- Retomando para concluir.
Deus é nosso fim último; só Nele podemos ser felizes, porque, no fim das contas, só Ele é feliz, e a felicidade que almejamos é a participação na felicidade que é propriamente Dele. Mas o que significa que Deus é nosso último fim?
Vimos a resposta de Tomás: dizer que Deus é fim último tem duas acepções fundamentais: significa que ele é o objeto do nosso desejo mais fundamental, e significa que precisamos, antes de tudo, estabelecer algum tipo de relação com ele. Esta relação é algo que de fato nos modifica, que cria algo em nós: cria a felicidade, ainda de modo precário nesta vida, e de modo pleno na vida de santidade da eternidade. Eis o que Tomás nos ensinou na sua resposta sintetizadora.
De posse desses princípios, vamos reexaminar os argumentos objetores iniciais, para acompanhar as respostas que Tomás nos apresenta sobre eles.
- Os argumentos objetores iniciais e suas respostas.
O primeiro argumento objetor.
O primeiro argumento objetor cita a “Consolação da Filosofia”, obra de Boécio, para afirmar que Deus é a própria felicidade”. Logo, a felicidade é algo exclusivamente da esfera divina, conclui este argumento.
A resposta de Tomás.
É verdade que Deus é, de modo próprio, substancial e essencial, a própria felicidade. Não é que simplesmente ele seja feliz, como algo que se acrescenta ao que ele é. Ele é, essencialmente, felicidade plena, completude total, perfeição maravilhosa e perfeito contentamento consigo mesmo. Mas os seres humanos podem chegar a ser felizes, quando entram em relação com Deus e participam da felicidade divina. É o que nos ensina o mesmo Boécio, nessa mesma obra, um pouco adiante. Aquilo que, em Deus, é essência, em nós é participação, é relação com Deus; é nesse sentido que a Segunda Carta de São Pedro, 1, 4, diz que nos tornamos participantes da natureza divina: essa participação não é algo que temos por natureza, mas é algo que se cria em nós, quando entramos em relação com Deus. Portanto, a felicidade humana é algo do reino criatural – é algo criado.
O segundo argumento objetor.
A felicidade é o próprio bem, em seu sentido de completude, de plenitude, de totalidade. Só a plenitude do bem pode ser o fim último que traz a felicidade. Mas o bem pleno, total, só pode ser uno, e portanto só pode ser o próprio Deus. Logo, a felicidade é estritamente divina, conclui o argumento.
A resposta de Tomás.
A felicidade é a nossa meta plena, nosso objetivo final, que não exclui nenhum dos objetivos parciais que enriquecem a nossa vida, mas dão sentido a eles, unificando nossa caminhada na busca da felicidade. Uma vez que Deus mesmo é a felicidade, nossa meta final é entrar em relação com ele, para poder participar daquilo que originalmente é Dele, mas que podemos desfrutar ao entrar em relação com ele.

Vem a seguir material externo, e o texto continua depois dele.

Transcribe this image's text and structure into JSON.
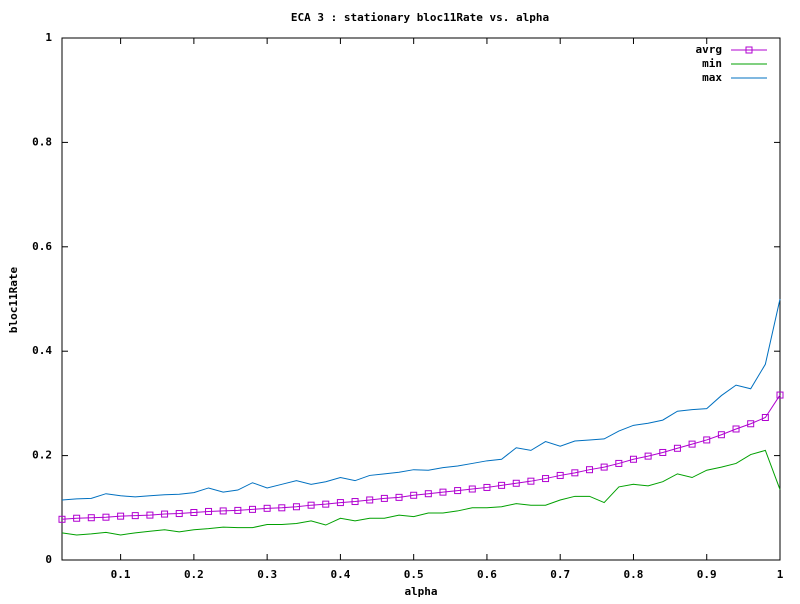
{
  "chart_data": {
    "type": "line",
    "title": "ECA 3 : stationary bloc11Rate vs. alpha",
    "x_label": "alpha",
    "y_label": "bloc11Rate",
    "x": [
      0.02,
      0.04,
      0.06,
      0.08,
      0.1,
      0.12,
      0.14,
      0.16,
      0.18,
      0.2,
      0.22,
      0.24,
      0.26,
      0.28,
      0.3,
      0.32,
      0.34,
      0.36,
      0.38,
      0.4,
      0.42,
      0.44,
      0.46,
      0.48,
      0.5,
      0.52,
      0.54,
      0.56,
      0.58,
      0.6,
      0.62,
      0.64,
      0.66,
      0.68,
      0.7,
      0.72,
      0.74,
      0.76,
      0.78,
      0.8,
      0.82,
      0.84,
      0.86,
      0.88,
      0.9,
      0.92,
      0.94,
      0.96,
      0.98,
      1
    ],
    "series": [
      {
        "name": "avrg",
        "color": "#b000d0",
        "marker": "square",
        "values": [
          0.078,
          0.08,
          0.081,
          0.082,
          0.084,
          0.085,
          0.086,
          0.088,
          0.089,
          0.091,
          0.093,
          0.094,
          0.095,
          0.097,
          0.099,
          0.1,
          0.102,
          0.105,
          0.107,
          0.11,
          0.112,
          0.115,
          0.118,
          0.12,
          0.124,
          0.127,
          0.13,
          0.133,
          0.136,
          0.139,
          0.143,
          0.147,
          0.151,
          0.156,
          0.162,
          0.167,
          0.173,
          0.178,
          0.185,
          0.193,
          0.199,
          0.206,
          0.214,
          0.222,
          0.23,
          0.24,
          0.251,
          0.261,
          0.273,
          0.316
        ]
      },
      {
        "name": "min",
        "color": "#00a000",
        "values": [
          0.052,
          0.048,
          0.05,
          0.053,
          0.048,
          0.052,
          0.055,
          0.058,
          0.054,
          0.058,
          0.06,
          0.063,
          0.062,
          0.062,
          0.068,
          0.068,
          0.07,
          0.075,
          0.067,
          0.08,
          0.075,
          0.08,
          0.08,
          0.086,
          0.083,
          0.09,
          0.09,
          0.094,
          0.1,
          0.1,
          0.102,
          0.108,
          0.105,
          0.105,
          0.115,
          0.122,
          0.122,
          0.11,
          0.14,
          0.145,
          0.142,
          0.15,
          0.165,
          0.158,
          0.172,
          0.178,
          0.185,
          0.202,
          0.21,
          0.135
        ]
      },
      {
        "name": "max",
        "color": "#0070c0",
        "values": [
          0.115,
          0.117,
          0.118,
          0.127,
          0.123,
          0.121,
          0.123,
          0.125,
          0.126,
          0.129,
          0.138,
          0.13,
          0.134,
          0.148,
          0.138,
          0.145,
          0.152,
          0.145,
          0.15,
          0.158,
          0.152,
          0.162,
          0.165,
          0.168,
          0.173,
          0.172,
          0.177,
          0.18,
          0.185,
          0.19,
          0.193,
          0.215,
          0.21,
          0.227,
          0.218,
          0.228,
          0.23,
          0.232,
          0.247,
          0.258,
          0.262,
          0.268,
          0.285,
          0.288,
          0.29,
          0.315,
          0.335,
          0.328,
          0.375,
          0.5
        ]
      }
    ],
    "xlim": [
      0.02,
      1
    ],
    "ylim": [
      0,
      1
    ],
    "xticks": [
      0.1,
      0.2,
      0.3,
      0.4,
      0.5,
      0.6,
      0.7,
      0.8,
      0.9,
      1
    ],
    "yticks": [
      0,
      0.2,
      0.4,
      0.6,
      0.8,
      1
    ],
    "legend": "top-right"
  }
}
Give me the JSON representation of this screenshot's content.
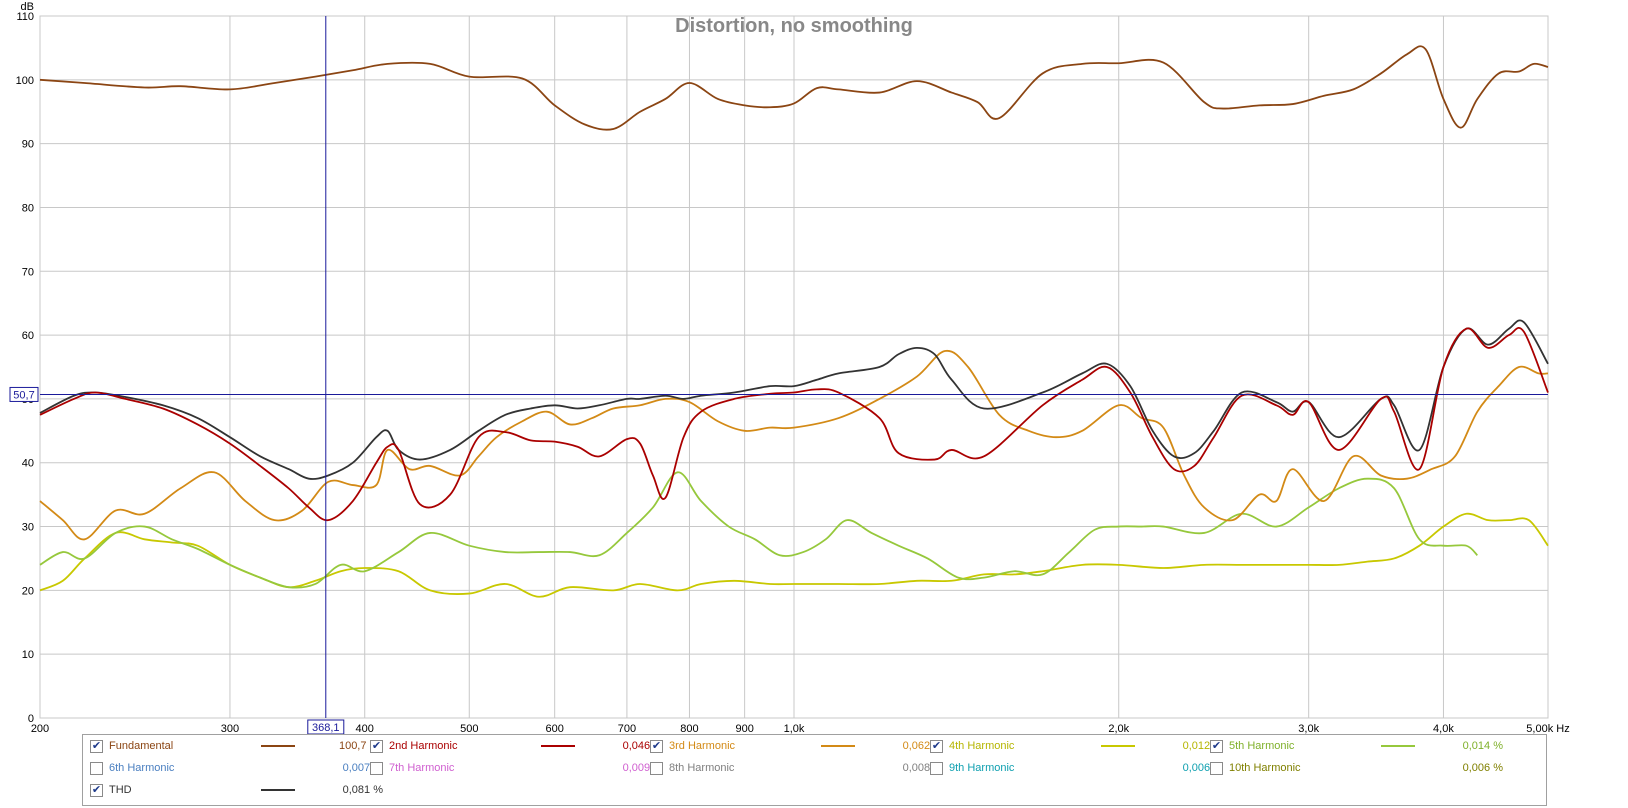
{
  "chart_data": {
    "type": "line",
    "title": "Distortion, no smoothing",
    "ylabel": "dB",
    "xunit": "Hz",
    "xscale": "log",
    "xlim": [
      200,
      5000
    ],
    "ylim": [
      0,
      110
    ],
    "yticks": [
      0,
      10,
      20,
      30,
      40,
      50,
      60,
      70,
      80,
      90,
      100,
      110
    ],
    "xticks": [
      {
        "v": 200,
        "label": "200"
      },
      {
        "v": 300,
        "label": "300"
      },
      {
        "v": 400,
        "label": "400"
      },
      {
        "v": 500,
        "label": "500"
      },
      {
        "v": 600,
        "label": "600"
      },
      {
        "v": 700,
        "label": "700"
      },
      {
        "v": 800,
        "label": "800"
      },
      {
        "v": 900,
        "label": "900"
      },
      {
        "v": 1000,
        "label": "1,0k"
      },
      {
        "v": 2000,
        "label": "2,0k"
      },
      {
        "v": 3000,
        "label": "3,0k"
      },
      {
        "v": 4000,
        "label": "4,0k"
      },
      {
        "v": 5000,
        "label": "5,00k Hz"
      }
    ],
    "grid": true,
    "cursor": {
      "x": 368.1,
      "x_label": "368,1",
      "y": 50.7,
      "y_label": "50,7"
    },
    "series": [
      {
        "name": "Fundamental",
        "color": "#8b4513",
        "x": [
          200,
          220,
          250,
          270,
          300,
          330,
          360,
          390,
          420,
          460,
          500,
          560,
          600,
          640,
          680,
          720,
          760,
          800,
          850,
          900,
          950,
          1000,
          1050,
          1100,
          1200,
          1300,
          1400,
          1480,
          1550,
          1700,
          1850,
          2000,
          2200,
          2400,
          2500,
          2700,
          2900,
          3100,
          3300,
          3500,
          3700,
          3850,
          4000,
          4150,
          4300,
          4500,
          4700,
          4850,
          5000
        ],
        "y": [
          100,
          99.5,
          98.8,
          99,
          98.5,
          99.5,
          100.5,
          101.5,
          102.5,
          102.5,
          100.5,
          100.2,
          96,
          93,
          92.3,
          95,
          97,
          99.5,
          97,
          96,
          95.7,
          96.3,
          98.7,
          98.5,
          98,
          99.8,
          98,
          96.5,
          94,
          101,
          102.5,
          102.6,
          102.7,
          96.5,
          95.5,
          96,
          96.2,
          97.5,
          98.5,
          101,
          104,
          104.8,
          97,
          92.5,
          97,
          101,
          101.3,
          102.5,
          102
        ]
      },
      {
        "name": "2nd Harmonic",
        "color": "#aa0000",
        "x": [
          200,
          215,
          225,
          240,
          260,
          280,
          300,
          320,
          340,
          355,
          370,
          390,
          410,
          420,
          430,
          450,
          480,
          510,
          540,
          570,
          600,
          630,
          660,
          700,
          720,
          740,
          760,
          790,
          820,
          880,
          950,
          1000,
          1050,
          1100,
          1200,
          1250,
          1350,
          1400,
          1500,
          1700,
          1850,
          1950,
          2050,
          2150,
          2250,
          2350,
          2450,
          2600,
          2800,
          2900,
          3000,
          3200,
          3500,
          3600,
          3800,
          4000,
          4200,
          4400,
          4600,
          4750,
          5000
        ],
        "y": [
          47.5,
          50,
          51,
          50,
          48.5,
          46,
          43,
          39.5,
          36,
          33,
          31,
          34,
          40,
          42.5,
          42,
          33.5,
          35,
          44,
          44.8,
          43.5,
          43.3,
          42.5,
          41,
          43.7,
          43,
          38,
          34.5,
          44,
          48,
          50,
          50.8,
          51,
          51.5,
          51,
          47,
          41.5,
          40.5,
          42,
          41,
          49,
          53,
          55,
          51,
          44,
          39,
          39.5,
          44,
          50.5,
          49,
          47.5,
          49.5,
          42,
          50,
          48,
          39,
          55,
          61,
          58,
          60,
          60.5,
          51
        ]
      },
      {
        "name": "3rd Harmonic",
        "color": "#d38a16",
        "x": [
          200,
          210,
          220,
          235,
          250,
          270,
          290,
          310,
          330,
          350,
          370,
          390,
          410,
          420,
          440,
          460,
          490,
          510,
          530,
          560,
          590,
          620,
          650,
          680,
          720,
          760,
          800,
          850,
          900,
          950,
          1000,
          1100,
          1200,
          1300,
          1380,
          1450,
          1550,
          1650,
          1750,
          1850,
          2000,
          2100,
          2200,
          2300,
          2400,
          2550,
          2700,
          2800,
          2900,
          3100,
          3300,
          3500,
          3700,
          3900,
          4100,
          4300,
          4500,
          4700,
          4900,
          5000
        ],
        "y": [
          34,
          31,
          28,
          32.5,
          32,
          36,
          38.5,
          34,
          31,
          32.5,
          37,
          36.5,
          36.5,
          42,
          39,
          39.5,
          38,
          41,
          44,
          46.5,
          48,
          46,
          47,
          48.5,
          49,
          50,
          49.5,
          46.5,
          45,
          45.5,
          45.5,
          47,
          50,
          53.5,
          57.5,
          55,
          47.5,
          45,
          44,
          45,
          49,
          47,
          45.5,
          38,
          33,
          31,
          35,
          34,
          39,
          34,
          41,
          38,
          37.5,
          39,
          41,
          48,
          52,
          55,
          54,
          54
        ]
      },
      {
        "name": "4th Harmonic",
        "color": "#c8c800",
        "x": [
          200,
          210,
          220,
          235,
          250,
          265,
          280,
          300,
          320,
          340,
          360,
          380,
          400,
          430,
          460,
          500,
          540,
          580,
          620,
          680,
          720,
          780,
          820,
          880,
          950,
          1000,
          1100,
          1200,
          1300,
          1400,
          1500,
          1600,
          1700,
          1850,
          2000,
          2200,
          2400,
          2600,
          2800,
          3000,
          3200,
          3400,
          3600,
          3800,
          4000,
          4200,
          4400,
          4600,
          4800,
          5000
        ],
        "y": [
          20,
          21.5,
          25,
          29,
          28,
          27.5,
          27,
          24,
          22,
          20.5,
          21.5,
          23,
          23.5,
          23,
          20,
          19.5,
          21,
          19,
          20.5,
          20,
          21,
          20,
          21,
          21.5,
          21,
          21,
          21,
          21,
          21.5,
          21.5,
          22.5,
          22.5,
          23,
          24,
          24,
          23.5,
          24,
          24,
          24,
          24,
          24,
          24.5,
          25,
          27,
          30,
          32,
          31,
          31,
          31,
          27
        ]
      },
      {
        "name": "5th Harmonic",
        "color": "#96c83c",
        "x": [
          200,
          210,
          220,
          235,
          250,
          265,
          280,
          300,
          320,
          340,
          360,
          380,
          400,
          430,
          460,
          500,
          540,
          580,
          620,
          660,
          700,
          740,
          780,
          820,
          870,
          920,
          970,
          1020,
          1070,
          1120,
          1180,
          1250,
          1330,
          1420,
          1500,
          1600,
          1700,
          1800,
          1900,
          2000,
          2100,
          2200,
          2400,
          2600,
          2800,
          3000,
          3200,
          3400,
          3600,
          3800,
          4000,
          4200,
          4300
        ],
        "y": [
          24,
          26,
          25,
          29,
          30,
          28,
          26.5,
          24,
          22,
          20.5,
          21,
          24,
          23,
          26,
          29,
          27,
          26,
          26,
          26,
          25.5,
          29,
          33,
          38.5,
          34,
          30,
          28,
          25.5,
          26,
          28,
          31,
          29,
          27,
          25,
          22,
          22,
          23,
          22.5,
          26,
          29.5,
          30,
          30,
          30,
          29,
          32,
          30,
          33,
          36,
          37.5,
          36,
          28,
          27,
          27,
          25.5
        ]
      },
      {
        "name": "THD",
        "color": "#333333",
        "x": [
          200,
          215,
          225,
          240,
          260,
          280,
          300,
          320,
          340,
          355,
          370,
          390,
          410,
          420,
          430,
          450,
          480,
          510,
          540,
          570,
          600,
          630,
          660,
          700,
          720,
          760,
          790,
          820,
          880,
          950,
          1000,
          1050,
          1100,
          1200,
          1250,
          1300,
          1350,
          1400,
          1500,
          1700,
          1850,
          1950,
          2050,
          2150,
          2250,
          2350,
          2450,
          2600,
          2800,
          2900,
          3000,
          3200,
          3500,
          3600,
          3800,
          4000,
          4200,
          4400,
          4600,
          4750,
          5000
        ],
        "y": [
          47.8,
          50.5,
          51,
          50.3,
          49,
          47,
          44,
          41,
          39,
          37.5,
          38,
          40,
          44,
          45,
          42,
          40.5,
          42,
          45,
          47.5,
          48.5,
          49,
          48.5,
          49,
          50,
          50,
          50.5,
          50,
          50.5,
          51,
          52,
          52,
          53,
          54,
          55,
          57,
          58,
          57,
          53,
          48.5,
          51,
          54,
          55.5,
          52,
          45,
          41,
          41.5,
          45,
          51,
          49.5,
          48,
          49.5,
          44,
          50,
          49,
          42,
          55,
          61,
          58.5,
          61,
          62,
          55.5
        ]
      }
    ]
  },
  "legend": {
    "rows": [
      [
        {
          "label": "Fundamental",
          "checked": true,
          "value": "100,7 dB",
          "color": "#8b4513",
          "text_color": "#8b4513",
          "show_line": true
        },
        {
          "label": "2nd Harmonic",
          "checked": true,
          "value": "0,046 %",
          "color": "#aa0000",
          "text_color": "#aa0000",
          "show_line": true
        },
        {
          "label": "3rd Harmonic",
          "checked": true,
          "value": "0,062 %",
          "color": "#d38a16",
          "text_color": "#d38a16",
          "show_line": true
        },
        {
          "label": "4th Harmonic",
          "checked": true,
          "value": "0,012 %",
          "color": "#c8c800",
          "text_color": "#b5b500",
          "show_line": true
        },
        {
          "label": "5th Harmonic",
          "checked": true,
          "value": "0,014 %",
          "color": "#96c83c",
          "text_color": "#7fb02a",
          "show_line": true
        }
      ],
      [
        {
          "label": "6th Harmonic",
          "checked": false,
          "value": "0,007 %",
          "color": "#4a7fc0",
          "text_color": "#4a7fc0",
          "show_line": false
        },
        {
          "label": "7th Harmonic",
          "checked": false,
          "value": "0,009 %",
          "color": "#d060d0",
          "text_color": "#d060d0",
          "show_line": false
        },
        {
          "label": "8th Harmonic",
          "checked": false,
          "value": "0,008 %",
          "color": "#808080",
          "text_color": "#808080",
          "show_line": false
        },
        {
          "label": "9th Harmonic",
          "checked": false,
          "value": "0,006 %",
          "color": "#10a0b0",
          "text_color": "#10a0b0",
          "show_line": false
        },
        {
          "label": "10th Harmonic",
          "checked": false,
          "value": "0,006 %",
          "color": "#808000",
          "text_color": "#808000",
          "show_line": false
        }
      ],
      [
        {
          "label": "THD",
          "checked": true,
          "value": "0,081 %",
          "color": "#333333",
          "text_color": "#333333",
          "show_line": true
        }
      ]
    ]
  }
}
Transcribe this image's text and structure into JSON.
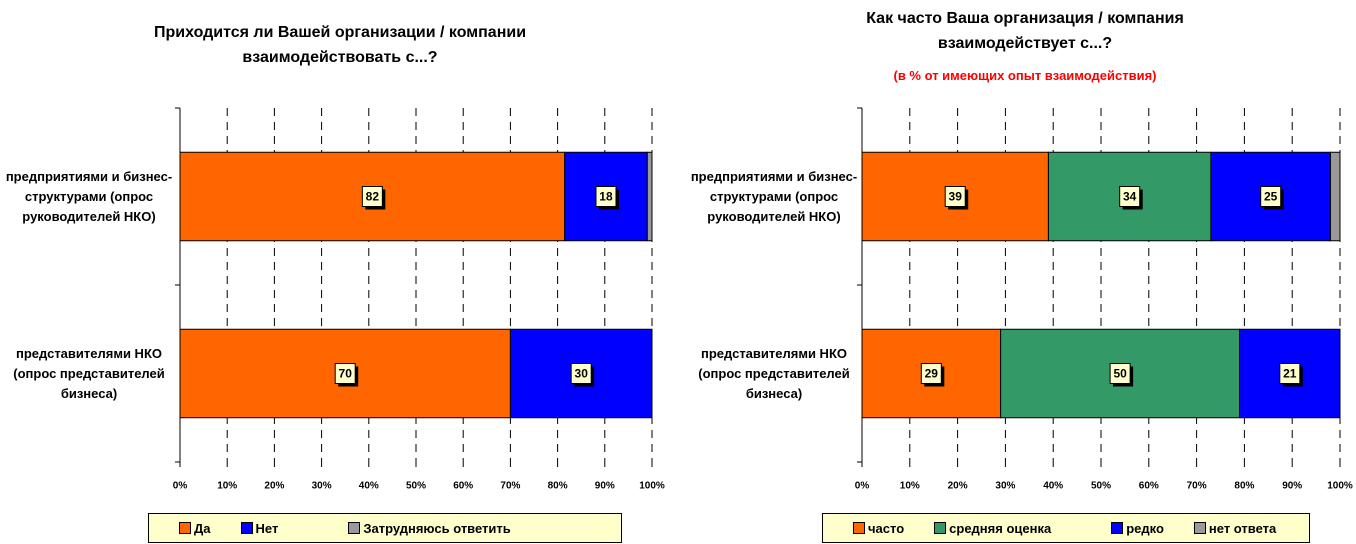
{
  "chart_data": [
    {
      "type": "stacked-bar-horizontal",
      "title": "Приходится ли Вашей организации / компании взаимодействовать с...?",
      "categories": [
        "предприятиями и бизнес-структурами (опрос руководителей НКО)",
        "представителями НКО (опрос представителей бизнеса)"
      ],
      "series": [
        {
          "name": "Да",
          "color": "#ff6600",
          "values": [
            81.5,
            70
          ],
          "value_labels": [
            "82",
            "70"
          ]
        },
        {
          "name": "Нет",
          "color": "#0000ff",
          "values": [
            17.5,
            30
          ],
          "value_labels": [
            "18",
            "30"
          ]
        },
        {
          "name": "Затрудняюсь ответить",
          "color": "#999999",
          "values": [
            1,
            0
          ]
        }
      ],
      "xlim": [
        0,
        100
      ],
      "xticks": [
        {
          "value": 0,
          "label": "0%"
        },
        {
          "value": 10,
          "label": "10%"
        },
        {
          "value": 20,
          "label": "20%"
        },
        {
          "value": 30,
          "label": "30%"
        },
        {
          "value": 40,
          "label": "40%"
        },
        {
          "value": 50,
          "label": "50%"
        },
        {
          "value": 60,
          "label": "60%"
        },
        {
          "value": 70,
          "label": "70%"
        },
        {
          "value": 80,
          "label": "80%"
        },
        {
          "value": 90,
          "label": "90%"
        },
        {
          "value": 100,
          "label": "100%"
        }
      ],
      "grid": true,
      "legend": "bottom"
    },
    {
      "type": "stacked-bar-horizontal",
      "title": "Как часто Ваша организация / компания взаимодействует с...?",
      "subtitle": "(в % от имеющих опыт взаимодействия)",
      "categories": [
        "предприятиями и бизнес-структурами (опрос руководителей НКО)",
        "представителями НКО (опрос представителей бизнеса)"
      ],
      "series": [
        {
          "name": "часто",
          "color": "#ff6600",
          "values": [
            39,
            29
          ]
        },
        {
          "name": "средняя оценка",
          "color": "#339966",
          "values": [
            34,
            50
          ]
        },
        {
          "name": "редко",
          "color": "#0000ff",
          "values": [
            25,
            21
          ]
        },
        {
          "name": "нет ответа",
          "color": "#999999",
          "values": [
            2,
            0
          ]
        }
      ],
      "xlim": [
        0,
        100
      ],
      "xticks": [
        {
          "value": 0,
          "label": "0%"
        },
        {
          "value": 10,
          "label": "10%"
        },
        {
          "value": 20,
          "label": "20%"
        },
        {
          "value": 30,
          "label": "30%"
        },
        {
          "value": 40,
          "label": "40%"
        },
        {
          "value": 50,
          "label": "50%"
        },
        {
          "value": 60,
          "label": "60%"
        },
        {
          "value": 70,
          "label": "70%"
        },
        {
          "value": 80,
          "label": "80%"
        },
        {
          "value": 90,
          "label": "90%"
        },
        {
          "value": 100,
          "label": "100%"
        }
      ],
      "grid": true,
      "legend": "bottom"
    }
  ]
}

O terceiro argumento objetor.
A felicidade é o fim último, insiste o argumento; ou, como diz Santo Agostinho, “fizeste-nos para Ti e inquieto está nosso coração, enquanto não repousa em Ti”. Portanto, nossa vontade, compreendida como o direcionamento integral do nosso ser pleno (coração), não deve se inclinar a nada senão a Deus, porque a felicidade é dele e de ninguém mais. Logo, a felicidade é algo estritamente de Deus, conclui o argumento.
A resposta de Tomás.
Já vimos, na resposta sintetizadora, estudada no texto anterior a este, que a felicidade é chamada de meta final, fim supremo, no sentido de que o objeto dessa busca é o próprio Deus. Mas o objetivo não é simplesmente buscar Deus para saber que Ele existe, para saber alguma coisa sobre Ele, mas para usufruir de uma relação existencial com Ele, participando, então, da felicidade.
- Concluindo.
Neste artigo, Tomás introduz o tema da divinização, que é referido na Bíblia em 2 Pd 1, 4: ao entrar, pela graça, em relação com Deus, participamos, por dom Dele, da Sua natureza – e portanto da sua felicidade. Aquilo que, em Deus, é próprio e essencial, é completo e pleno, em nós é um efeito emergente de uma relação com Ele. Isto é, devemos buscar que toda a nossa vida seja uma busca de amizade e resposta ativa ao chamado que Deus nos faz, de entrar em relação conosco. Nossa relação com Deus é, portanto, o único caminho para ser feliz.